Understand then meet the challenges behind setting benchmarks and performing against them
January 1, 2007
By Mike Vorster, Contributing Editor
Mike Vorster, David H. Burrows Professor of Construction Engineering and Management at Virginia Tech. See full archives of "Equipment Executive"
Availability is the time a machine is capable of working divided by the period the machine is required to work. Utilization is the hours worked divided by the hours the machine is capable of working during the day. Availability and utilization appear to be simple metrics, but it is difficult to agree on exactly how they will be defined and calculated.
We all seek the elusive benchmark that we can compare with others and improve our performance. Benchmarks set standards, define what is achievable, and give us the motivation to be best in class. They are an indispensable part of our management tool kit; yet they are difficult to define, difficult to use, and often inappropriate.
At the simplest level, we can benchmark internally and try to improve relative to our own data and performance metrics. We can also benchmark relative to a select group of noncompeting peer organizations where we share information and best practices, or we can benchmark across the industry as a whole. Each, as shown in the accompanying table, has its advantages and disadvantages. If the benchmark group is small and tightly defined, we have the advantage of accurate and relevant metrics, but lose the opportunity to compare across a wide spectrum of potential winners. If the group is broad, we compare ourselves with all comers but run the risk of using values that do not apply to us because of differences in where we work, how we collect the data, and how we define the metrics.
A good example of the problem is undercarriage life, where industry norms are all but meaningless due to the wide range of conditions under which equipment operates. Narrow the benchmarking group to contractors in Florida, and the values become more accurate and more relevant to companies in the peer group.
Another challenge comes from the way we define the metrics, do the calculations, and collect the data. Availability and utilization are good examples. The illustration (see next page) shows one approach where availability is defined as the time a machine is capable of working divided by the period the machine is required to work and where utilization is defined as the hours worked divided by the hours the machine is capable of working during the day. The definitions are far from universally accepted, and it is impossible to develop availability and utilization benchmarks without first agreeing on the way to collect the data and calculate the required values. Another complication stems from the fact that so many things are interrelated. We can, for instance, see that acceptable availability depends on the length of the required shift as this affects the time available to finish repairs and perform off-shift work within a 24-hour cycle.
The solution is not easy. What can we do to improve our ability to define and use bench-marks?

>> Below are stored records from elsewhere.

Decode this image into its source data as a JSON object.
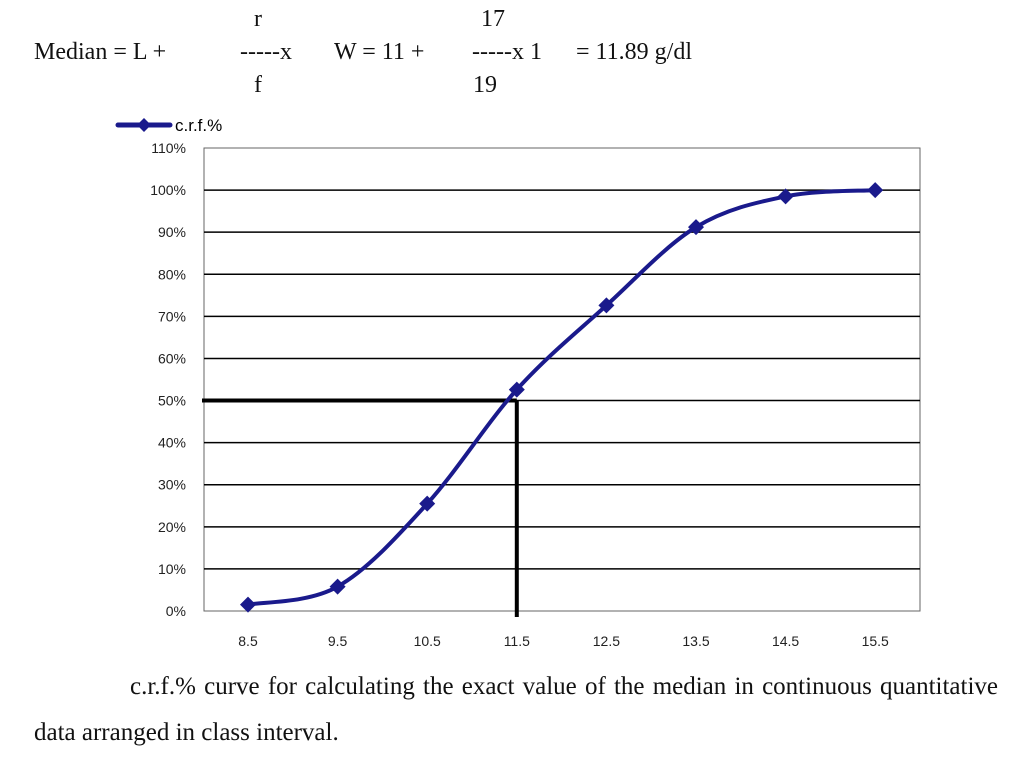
{
  "formula": {
    "lhs": "Median = L +",
    "r": "r",
    "f": "f",
    "dashes_x_1": "-----x",
    "w_part": "W = 11 +",
    "num": "17",
    "den": "19",
    "dashes_x_2": "-----x 1",
    "result": "= 11.89 g/dl"
  },
  "chart_data": {
    "type": "line",
    "legend": "c.r.f.%",
    "legend_position": "top-left",
    "color": "#1a1a8c",
    "grid": "horizontal",
    "x": [
      "8.5",
      "9.5",
      "10.5",
      "11.5",
      "12.5",
      "13.5",
      "14.5",
      "15.5"
    ],
    "series": [
      {
        "name": "c.r.f.%",
        "values": [
          1.5,
          5.8,
          25.5,
          52.6,
          72.6,
          91.2,
          98.5,
          100
        ]
      }
    ],
    "ylim": [
      0,
      110
    ],
    "y_ticks": [
      "0%",
      "10%",
      "20%",
      "30%",
      "40%",
      "50%",
      "60%",
      "70%",
      "80%",
      "90%",
      "100%",
      "110%"
    ],
    "median_line": {
      "x": 11.5,
      "y": 50
    }
  },
  "caption": "c.r.f.% curve for calculating the exact value of the median in continuous quantitative data arranged in class interval."
}
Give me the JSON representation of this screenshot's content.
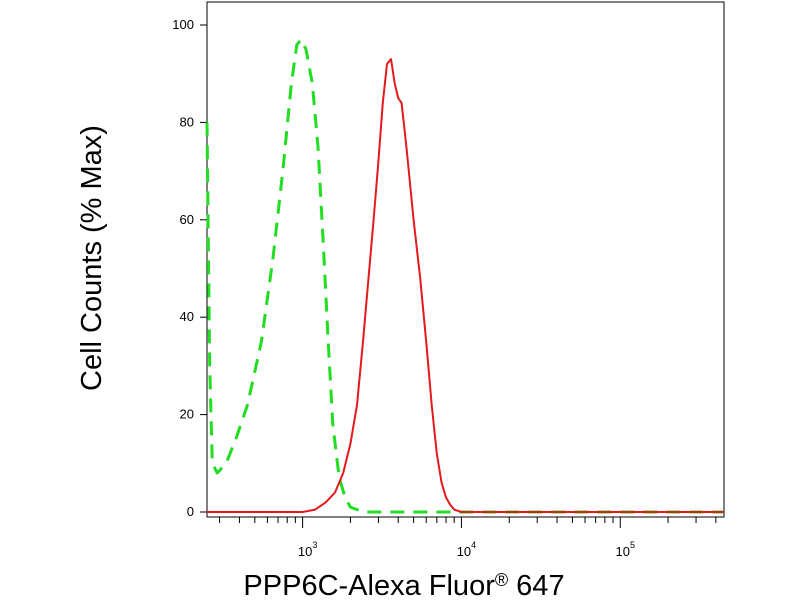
{
  "chart_data": {
    "type": "line",
    "xlabel": {
      "prefix": "PPP6C-Alexa Fluor",
      "reg_mark": "®",
      "suffix": " 647"
    },
    "ylabel": "Cell Counts (% Max)",
    "x_scale": "log",
    "xlim": [
      250,
      450000
    ],
    "ylim": [
      0,
      103
    ],
    "y_ticks": [
      0,
      20,
      40,
      60,
      80,
      100
    ],
    "x_tick_labels": [
      {
        "value": 1000,
        "base": "10",
        "exp": "3"
      },
      {
        "value": 10000,
        "base": "10",
        "exp": "4"
      },
      {
        "value": 100000,
        "base": "10",
        "exp": "5"
      }
    ],
    "grid": false,
    "legend": "none",
    "series": [
      {
        "color": "#22dd22",
        "style": "dashed",
        "x": [
          250,
          260,
          270,
          290,
          330,
          380,
          450,
          550,
          650,
          750,
          850,
          920,
          980,
          1050,
          1150,
          1250,
          1350,
          1450,
          1550,
          1700,
          1850,
          2000,
          2200,
          2500,
          3000,
          4000,
          6000,
          10000,
          50000,
          450000
        ],
        "y": [
          80,
          30,
          10,
          8,
          10,
          15,
          22,
          35,
          52,
          70,
          88,
          96,
          97,
          95,
          88,
          75,
          55,
          35,
          18,
          7,
          3,
          1,
          0.5,
          0,
          0,
          0,
          0,
          0,
          0,
          0
        ]
      },
      {
        "color": "#e31a1c",
        "style": "solid",
        "x": [
          250,
          1000,
          1200,
          1400,
          1600,
          1800,
          2000,
          2200,
          2400,
          2600,
          2800,
          3000,
          3200,
          3400,
          3600,
          3800,
          4000,
          4200,
          4500,
          5000,
          5500,
          6000,
          6500,
          7000,
          7500,
          8000,
          8500,
          9000,
          10000,
          11000,
          50000,
          450000
        ],
        "y": [
          0,
          0,
          0.5,
          2,
          4,
          8,
          14,
          22,
          35,
          48,
          60,
          72,
          84,
          92,
          93,
          88,
          85,
          84,
          75,
          60,
          48,
          35,
          22,
          12,
          6,
          3,
          1.5,
          0.5,
          0,
          0,
          0,
          0
        ]
      }
    ]
  }
}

First, think about and define your benchmarking peer group. Know how to benchmark internally before seeking to develop a peer group or trying to use industry benchmarks. If breakdowns currently generate 22 percent of work orders, then you can set a new benchmark of 15 percent and diligently work toward this new goal. You may not know how you are doing relative to the industry, but you know you will be improving. You will, above all, know that the data you use are good and consistent, and that you are comparing apples with apples.

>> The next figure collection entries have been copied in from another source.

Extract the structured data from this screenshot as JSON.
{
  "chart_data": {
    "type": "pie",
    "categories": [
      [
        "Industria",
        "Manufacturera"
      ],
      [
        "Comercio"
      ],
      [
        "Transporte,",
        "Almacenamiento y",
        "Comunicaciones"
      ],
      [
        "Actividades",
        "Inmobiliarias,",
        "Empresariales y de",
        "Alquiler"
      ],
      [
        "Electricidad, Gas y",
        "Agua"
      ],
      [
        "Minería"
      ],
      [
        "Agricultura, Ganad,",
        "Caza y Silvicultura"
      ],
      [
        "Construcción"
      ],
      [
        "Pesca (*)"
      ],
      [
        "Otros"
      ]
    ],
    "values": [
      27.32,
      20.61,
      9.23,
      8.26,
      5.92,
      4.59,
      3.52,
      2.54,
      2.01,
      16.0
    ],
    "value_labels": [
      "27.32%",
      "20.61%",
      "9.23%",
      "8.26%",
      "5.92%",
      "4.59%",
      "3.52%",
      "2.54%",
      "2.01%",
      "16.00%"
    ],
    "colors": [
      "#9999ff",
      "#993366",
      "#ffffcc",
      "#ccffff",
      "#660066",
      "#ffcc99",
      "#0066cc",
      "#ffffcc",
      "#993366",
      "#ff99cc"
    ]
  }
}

Second, focus on the equipment-management functions. Define benchmarks that measure performance in field maintenance operations, shop and yard operations, and fleet asset management. These are different functions with different measures for success. Field maintenance operations should be measured in terms of your ability to prevent failures; shop and yard operations are measured in terms of the speed and efficiency with which machines are repaired, rebuilt and made ready for their next assignment; and fleet asset management is measured in terms of financial measures such as profitability and return on assets. High-level financial metrics such as contract value per dollar of fleet-replacement value can be based on industry norms, but even these are subject to discussion on how much work each company subcontracts and how each company values its fleet.
Third, stick to simple metrics. Availability and utilization appear to be simple metrics, but it is difficult to agree on exactly how they will be defined and calculated. Down hours per hour worked is simpler and subject to less interpretation. Define metrics that measure inputs such as mechanic hours per hour worked, outputs such as reliability or uptime, and balance such as the ratio of parts cost to labor cost or the ratio of repair parts and labor to total equipment cost. Remember that physical metrics such as fuel consumption per hour are more reliable than cost-based metrics such as fuel cost per hour.
Fourth, get going. Many companies are reluctant to start a benchmarking and continuous-improvement process because they are constantly searching for a perfect set of universally applicable metrics. The shop overhead data study done by Construction Equipment in June 2005 is a great place to learn about benchmarking and to develop your skills.
Benchmarks tell us where we are now, give us an ability to measure improvement, and reward success. Without them, it is difficult to make decisions and find your way through the maze of available data.